Sixteen years as a priest in France may have prepared Monsignor Joseph-Bruno Guigues for the theological issues he faced as the first Bishop of Bytown, but they almost certainly did not prepare him for the physical and organizational challenges he would be required to meet. When he was consecrated in 1848, the Diocese of Ottawa contained 40,000 Catholics. This flock was spread out over much of what is today Eastern Ontario; as mentioned in the previous post, Guigues might be expected to travel 320 kilometres away to Temiscaming and his missionaries might need to reach as far as James Bay. Furthermore, Guigues didn’t even have a formal seat of office for the first five years of his posting, until Notre Dame was completed; to add insult to injury, the hot water heating system was not installed until two years after his death.

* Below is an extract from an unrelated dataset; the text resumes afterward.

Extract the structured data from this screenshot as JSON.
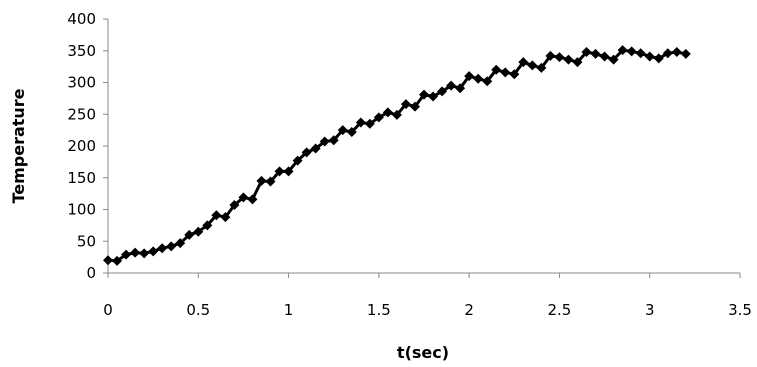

Despite the many issues he faced, however, Guigues made his mark. During his 26 years in office (from his ordination until his death in 1874), Guigues founded Catholic schools across his diocese, including the College of Bytown (today the University of Ottawa and St. Pauls University), and erected 43 other parishes and missions across the region. Upon his death, Guigues received a large funeral attended by most local notables; flags flew at half-mast across the city. Today, he is remembered by a statue on one side of Notre Dame Basilica and by a street named in his honour on the other.
In the years following the death of Guigues there have been other notable Archbishops (for Guigues was both the first and last Bishop of Bytown; his successors were the Archbishops of Ottawa). Joseph Thomas Duhamel, his successor and the first Archbishop, presided over the separation of the Diocese into smaller components, only some of which remain under the jurisdiction of Ottawa today, and remained as Archbishop until his death from a heart attack in 1909. Marie-Joseph Lemieux, Archbishop from 1953-1966, had previously been a priest in Japan and Haiti, and would go on to run St. Peters in Rome. The current Archbishop, Terrence Prendergast (and also the first whose name is not French in origin), has taught theology for most of his career at locations as diverse as the University of Toronto, Jerusalem, and Halifax; he was also the Archbishop of Halifax prior to assuming his current role in 2007. The posting is a distinguished one in a distinguished location; when visiting Notre Dame today, keep in mind the individuals who have made it what it is. I hope you all enjoyed this post, and have a wonderful day.
1 Ottawa Citizen. “Roman Catholic archdiocese turns 100.” May 5, 1986.
2 Ottawa Citizen. “Roman Catholic archdiocese turns 100.” May 5, 1986.
3 Taylor, C.J. Manuscript Report Number 268: Some Early Ottawa Buildings. Ottawa: Parks Canada Historical Research Section, 1975. 353.
4 Ottawa Citizen. “Roman Catholic archdiocese turns 100.” May 5, 1986.
5 Ottawa Citizen. “Roman Catholic archdiocese turns 100.” May 5, 1986.
6 Ottawa Citizen. “Roman Catholic archdiocese turns 100.” May 5, 1986.
7 Montreal Gazette. “Mgr. Duhamel Dead: Archbishop of Ottawa Dies Suddenly at Casselman.” June 7, 1909.
8 Ottawa Citizen. “Roman Catholic archdiocese turns 100.” May 5, 1986.
9 Archdiocese of Ottawa. “Office of the Archbishop.” Last modified 2007.